Differential Inference: A Criminally Underused Tool. - Alexander Rush - Cornell University
Alexander Rush
2021 Invited Talk
in
Workshop: Advances in Programming Languages and Neurosymbolic Systems (AIPLANS)
in
Workshop: Advances in Programming Languages and Neurosymbolic Systems (AIPLANS)
Abstract
Differential Inference is the use of differentiation to perform probabilistic inference. The technique itself is relatively straightforward and plays nicely with autodiff: it roughly just automates Bayes' rule the way autodiff automates the chain rule. However, there is still a tendency for students to get tied up in the knots of even elementary probabilistic inference.

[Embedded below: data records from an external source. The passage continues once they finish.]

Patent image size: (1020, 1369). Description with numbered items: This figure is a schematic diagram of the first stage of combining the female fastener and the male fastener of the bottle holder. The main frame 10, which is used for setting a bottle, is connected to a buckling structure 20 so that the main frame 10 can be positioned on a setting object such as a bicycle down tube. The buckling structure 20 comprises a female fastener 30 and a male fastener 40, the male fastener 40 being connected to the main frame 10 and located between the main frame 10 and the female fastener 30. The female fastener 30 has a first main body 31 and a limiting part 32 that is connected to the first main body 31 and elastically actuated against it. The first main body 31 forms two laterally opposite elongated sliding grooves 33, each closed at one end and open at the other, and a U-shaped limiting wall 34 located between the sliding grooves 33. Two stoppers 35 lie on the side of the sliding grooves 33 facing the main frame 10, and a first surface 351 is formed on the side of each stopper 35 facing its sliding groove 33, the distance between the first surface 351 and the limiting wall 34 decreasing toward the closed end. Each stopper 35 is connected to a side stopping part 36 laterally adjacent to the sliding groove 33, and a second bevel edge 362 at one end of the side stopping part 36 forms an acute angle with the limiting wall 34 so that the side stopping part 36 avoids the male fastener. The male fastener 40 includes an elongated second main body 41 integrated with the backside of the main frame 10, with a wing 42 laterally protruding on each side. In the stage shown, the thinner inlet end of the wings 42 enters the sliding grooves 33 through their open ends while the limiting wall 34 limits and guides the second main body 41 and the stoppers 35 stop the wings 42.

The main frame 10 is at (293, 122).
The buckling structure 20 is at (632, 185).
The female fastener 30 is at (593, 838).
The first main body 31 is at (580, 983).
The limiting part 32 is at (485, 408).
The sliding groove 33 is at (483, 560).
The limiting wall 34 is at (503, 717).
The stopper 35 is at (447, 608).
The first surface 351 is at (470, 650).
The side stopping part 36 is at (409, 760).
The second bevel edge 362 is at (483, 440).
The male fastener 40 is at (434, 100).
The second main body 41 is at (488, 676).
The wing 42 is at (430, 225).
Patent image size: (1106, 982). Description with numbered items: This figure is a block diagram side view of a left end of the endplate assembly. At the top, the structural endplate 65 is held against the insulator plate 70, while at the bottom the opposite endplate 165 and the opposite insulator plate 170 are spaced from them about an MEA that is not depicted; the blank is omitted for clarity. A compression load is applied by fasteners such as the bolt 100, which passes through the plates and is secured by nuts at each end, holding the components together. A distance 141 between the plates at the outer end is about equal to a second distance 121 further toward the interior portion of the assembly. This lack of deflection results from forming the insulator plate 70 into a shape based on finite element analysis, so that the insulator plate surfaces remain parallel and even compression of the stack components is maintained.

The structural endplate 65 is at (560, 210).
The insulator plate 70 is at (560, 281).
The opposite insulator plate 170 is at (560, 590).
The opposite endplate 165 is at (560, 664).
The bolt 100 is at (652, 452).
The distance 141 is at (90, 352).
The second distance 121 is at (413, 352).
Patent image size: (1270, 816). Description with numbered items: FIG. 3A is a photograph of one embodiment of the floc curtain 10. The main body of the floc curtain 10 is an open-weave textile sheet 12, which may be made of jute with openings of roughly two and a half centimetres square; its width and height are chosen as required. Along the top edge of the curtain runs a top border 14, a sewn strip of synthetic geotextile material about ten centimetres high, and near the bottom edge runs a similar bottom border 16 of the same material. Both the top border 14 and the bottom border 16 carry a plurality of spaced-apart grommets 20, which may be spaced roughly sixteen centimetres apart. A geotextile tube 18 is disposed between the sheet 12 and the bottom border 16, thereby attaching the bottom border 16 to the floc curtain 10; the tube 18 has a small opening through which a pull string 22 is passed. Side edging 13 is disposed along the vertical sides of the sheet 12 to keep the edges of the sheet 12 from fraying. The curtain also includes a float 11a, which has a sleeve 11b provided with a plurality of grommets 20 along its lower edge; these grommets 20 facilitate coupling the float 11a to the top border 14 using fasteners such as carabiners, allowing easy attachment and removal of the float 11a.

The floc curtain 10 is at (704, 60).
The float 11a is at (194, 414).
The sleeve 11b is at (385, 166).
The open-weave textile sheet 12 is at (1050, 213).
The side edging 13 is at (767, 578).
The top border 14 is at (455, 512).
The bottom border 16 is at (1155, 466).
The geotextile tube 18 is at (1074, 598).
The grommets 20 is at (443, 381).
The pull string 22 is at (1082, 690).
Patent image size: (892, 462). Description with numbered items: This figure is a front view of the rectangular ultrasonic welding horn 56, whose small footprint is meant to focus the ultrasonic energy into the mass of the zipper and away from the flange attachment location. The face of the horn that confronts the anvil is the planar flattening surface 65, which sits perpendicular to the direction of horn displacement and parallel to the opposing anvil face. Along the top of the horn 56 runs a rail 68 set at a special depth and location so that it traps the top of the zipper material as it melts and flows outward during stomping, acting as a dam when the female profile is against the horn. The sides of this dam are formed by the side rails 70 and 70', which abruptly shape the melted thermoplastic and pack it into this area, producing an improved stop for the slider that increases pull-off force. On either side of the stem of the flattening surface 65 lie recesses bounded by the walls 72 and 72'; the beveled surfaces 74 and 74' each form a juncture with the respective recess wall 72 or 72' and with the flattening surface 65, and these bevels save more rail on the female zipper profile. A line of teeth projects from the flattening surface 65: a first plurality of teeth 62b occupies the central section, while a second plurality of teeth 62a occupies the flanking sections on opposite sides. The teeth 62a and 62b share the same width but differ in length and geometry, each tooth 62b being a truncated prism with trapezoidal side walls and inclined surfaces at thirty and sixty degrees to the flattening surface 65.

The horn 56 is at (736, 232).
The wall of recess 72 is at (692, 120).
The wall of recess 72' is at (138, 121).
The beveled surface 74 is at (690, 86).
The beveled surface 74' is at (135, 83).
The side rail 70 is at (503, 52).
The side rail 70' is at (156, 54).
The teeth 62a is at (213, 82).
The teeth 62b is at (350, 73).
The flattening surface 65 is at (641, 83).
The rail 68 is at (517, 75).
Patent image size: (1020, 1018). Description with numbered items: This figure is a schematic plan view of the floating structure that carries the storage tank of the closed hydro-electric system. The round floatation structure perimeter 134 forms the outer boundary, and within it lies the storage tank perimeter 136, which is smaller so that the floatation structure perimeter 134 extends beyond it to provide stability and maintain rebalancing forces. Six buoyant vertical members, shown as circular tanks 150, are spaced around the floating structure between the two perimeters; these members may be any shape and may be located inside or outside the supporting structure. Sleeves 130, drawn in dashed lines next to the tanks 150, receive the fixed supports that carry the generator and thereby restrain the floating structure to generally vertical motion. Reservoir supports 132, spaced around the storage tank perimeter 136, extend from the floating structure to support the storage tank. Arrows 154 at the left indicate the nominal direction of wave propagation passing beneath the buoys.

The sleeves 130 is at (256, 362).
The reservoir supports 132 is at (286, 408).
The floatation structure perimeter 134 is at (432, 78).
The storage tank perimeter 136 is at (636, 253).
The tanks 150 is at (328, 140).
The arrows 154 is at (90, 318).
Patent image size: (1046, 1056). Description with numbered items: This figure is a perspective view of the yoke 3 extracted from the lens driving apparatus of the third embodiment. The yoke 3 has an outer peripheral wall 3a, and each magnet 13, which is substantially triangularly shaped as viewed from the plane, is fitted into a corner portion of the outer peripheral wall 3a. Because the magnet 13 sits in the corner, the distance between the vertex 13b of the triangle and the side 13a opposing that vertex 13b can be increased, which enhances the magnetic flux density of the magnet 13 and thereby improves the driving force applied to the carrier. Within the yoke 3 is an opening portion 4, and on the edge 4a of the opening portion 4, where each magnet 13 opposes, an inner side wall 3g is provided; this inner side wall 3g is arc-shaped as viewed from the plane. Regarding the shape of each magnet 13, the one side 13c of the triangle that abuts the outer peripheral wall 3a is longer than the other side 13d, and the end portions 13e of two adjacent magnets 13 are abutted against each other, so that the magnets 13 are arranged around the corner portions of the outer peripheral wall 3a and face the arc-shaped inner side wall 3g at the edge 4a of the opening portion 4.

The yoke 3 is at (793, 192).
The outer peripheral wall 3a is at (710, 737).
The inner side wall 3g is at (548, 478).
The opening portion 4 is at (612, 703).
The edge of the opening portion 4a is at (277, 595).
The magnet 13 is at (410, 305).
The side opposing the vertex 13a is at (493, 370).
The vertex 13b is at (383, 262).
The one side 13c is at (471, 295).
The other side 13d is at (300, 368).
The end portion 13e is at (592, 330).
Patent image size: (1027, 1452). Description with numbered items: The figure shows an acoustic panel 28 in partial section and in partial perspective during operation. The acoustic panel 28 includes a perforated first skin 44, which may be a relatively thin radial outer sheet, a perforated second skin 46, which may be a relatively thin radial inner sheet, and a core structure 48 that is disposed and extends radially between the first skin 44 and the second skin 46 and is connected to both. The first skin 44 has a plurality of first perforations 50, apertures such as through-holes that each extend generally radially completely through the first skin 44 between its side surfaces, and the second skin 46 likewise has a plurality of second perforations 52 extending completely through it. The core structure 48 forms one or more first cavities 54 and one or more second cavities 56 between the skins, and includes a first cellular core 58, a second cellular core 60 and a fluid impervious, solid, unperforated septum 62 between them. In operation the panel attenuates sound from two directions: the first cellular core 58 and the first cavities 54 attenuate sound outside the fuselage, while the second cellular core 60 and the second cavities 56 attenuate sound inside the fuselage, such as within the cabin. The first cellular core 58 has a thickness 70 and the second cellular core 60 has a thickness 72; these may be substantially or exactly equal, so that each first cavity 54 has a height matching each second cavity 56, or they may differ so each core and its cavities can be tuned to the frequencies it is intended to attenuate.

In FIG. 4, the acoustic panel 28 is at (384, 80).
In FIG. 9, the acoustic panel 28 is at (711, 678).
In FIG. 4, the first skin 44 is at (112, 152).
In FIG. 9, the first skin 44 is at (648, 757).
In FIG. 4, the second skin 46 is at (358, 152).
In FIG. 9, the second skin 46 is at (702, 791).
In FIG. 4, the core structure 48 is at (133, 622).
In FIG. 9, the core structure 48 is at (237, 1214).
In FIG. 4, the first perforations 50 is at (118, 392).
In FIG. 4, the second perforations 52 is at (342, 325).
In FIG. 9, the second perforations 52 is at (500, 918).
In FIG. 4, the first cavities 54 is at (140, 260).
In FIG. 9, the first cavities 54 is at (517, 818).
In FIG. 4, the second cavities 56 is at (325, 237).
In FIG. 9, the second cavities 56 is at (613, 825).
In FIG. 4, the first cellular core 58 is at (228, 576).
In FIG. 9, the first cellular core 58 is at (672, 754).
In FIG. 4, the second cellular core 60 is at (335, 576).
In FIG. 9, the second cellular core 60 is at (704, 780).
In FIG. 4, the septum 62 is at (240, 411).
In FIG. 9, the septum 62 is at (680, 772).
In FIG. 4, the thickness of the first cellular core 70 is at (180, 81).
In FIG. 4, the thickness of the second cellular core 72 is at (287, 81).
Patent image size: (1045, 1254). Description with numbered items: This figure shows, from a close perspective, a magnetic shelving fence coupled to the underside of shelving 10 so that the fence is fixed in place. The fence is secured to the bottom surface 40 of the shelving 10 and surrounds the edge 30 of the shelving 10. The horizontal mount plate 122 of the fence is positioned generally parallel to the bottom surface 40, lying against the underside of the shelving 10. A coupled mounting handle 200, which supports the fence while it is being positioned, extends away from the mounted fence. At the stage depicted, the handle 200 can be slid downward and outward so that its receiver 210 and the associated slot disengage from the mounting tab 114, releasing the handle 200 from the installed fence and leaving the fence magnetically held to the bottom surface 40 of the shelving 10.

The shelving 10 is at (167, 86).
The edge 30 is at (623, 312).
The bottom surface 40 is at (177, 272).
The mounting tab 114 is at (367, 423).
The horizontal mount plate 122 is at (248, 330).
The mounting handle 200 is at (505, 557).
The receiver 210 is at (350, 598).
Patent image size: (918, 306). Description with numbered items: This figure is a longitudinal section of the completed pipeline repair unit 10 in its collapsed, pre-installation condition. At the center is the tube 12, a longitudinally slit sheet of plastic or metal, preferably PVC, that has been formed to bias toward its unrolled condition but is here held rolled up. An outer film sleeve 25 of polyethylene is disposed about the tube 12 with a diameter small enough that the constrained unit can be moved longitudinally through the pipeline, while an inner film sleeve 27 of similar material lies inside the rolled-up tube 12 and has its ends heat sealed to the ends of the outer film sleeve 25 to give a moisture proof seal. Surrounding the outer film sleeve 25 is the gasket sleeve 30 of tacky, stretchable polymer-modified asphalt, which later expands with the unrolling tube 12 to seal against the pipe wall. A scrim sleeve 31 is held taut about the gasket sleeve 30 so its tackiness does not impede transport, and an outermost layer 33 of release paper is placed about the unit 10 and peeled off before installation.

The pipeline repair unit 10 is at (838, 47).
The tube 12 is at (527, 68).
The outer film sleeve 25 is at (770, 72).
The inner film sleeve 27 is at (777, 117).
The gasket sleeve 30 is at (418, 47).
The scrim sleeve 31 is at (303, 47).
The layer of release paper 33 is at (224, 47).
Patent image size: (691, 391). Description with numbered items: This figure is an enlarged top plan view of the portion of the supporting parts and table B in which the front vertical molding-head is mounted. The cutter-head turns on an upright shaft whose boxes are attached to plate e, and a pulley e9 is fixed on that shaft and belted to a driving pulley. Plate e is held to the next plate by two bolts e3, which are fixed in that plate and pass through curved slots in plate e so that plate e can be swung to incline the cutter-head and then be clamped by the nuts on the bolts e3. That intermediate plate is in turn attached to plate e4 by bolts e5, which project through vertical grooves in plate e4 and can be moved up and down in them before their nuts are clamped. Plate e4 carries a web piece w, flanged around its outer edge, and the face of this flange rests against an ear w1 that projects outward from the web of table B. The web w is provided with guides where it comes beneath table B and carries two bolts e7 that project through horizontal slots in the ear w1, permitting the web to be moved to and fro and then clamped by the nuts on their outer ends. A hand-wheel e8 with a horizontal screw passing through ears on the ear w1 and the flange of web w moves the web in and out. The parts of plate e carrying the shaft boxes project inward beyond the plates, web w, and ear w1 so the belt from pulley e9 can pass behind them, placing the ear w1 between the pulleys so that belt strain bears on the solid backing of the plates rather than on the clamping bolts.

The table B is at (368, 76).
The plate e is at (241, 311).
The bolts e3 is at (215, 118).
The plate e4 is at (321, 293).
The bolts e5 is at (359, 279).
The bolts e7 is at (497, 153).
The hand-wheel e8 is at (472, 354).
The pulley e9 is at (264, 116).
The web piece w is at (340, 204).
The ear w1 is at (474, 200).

Inspired by polemics that shined light on autodifferentiation, this talk will be half a tutorial on the use of differential inference and half a demonstration of all the fun math that it can remove from your life.
Speaker
Alexander Rush
Alexander "Sasha" Rush is an Associate Professor at Cornell Tech and a researcher at Hugging Face. His research interest is in the study of language models with applications in controllable text generation, efficient inference, and applications in summarization and information extraction. In addition to research, he has written several popular open-source software projects supporting NLP research, programming for deep learning, and virtual academic conferences. His projects have received paper and demo awards at major NLP, visualization, and hardware conferences, an NSF Career Award and Sloan Fellowship. He tweets at @srush_nlp.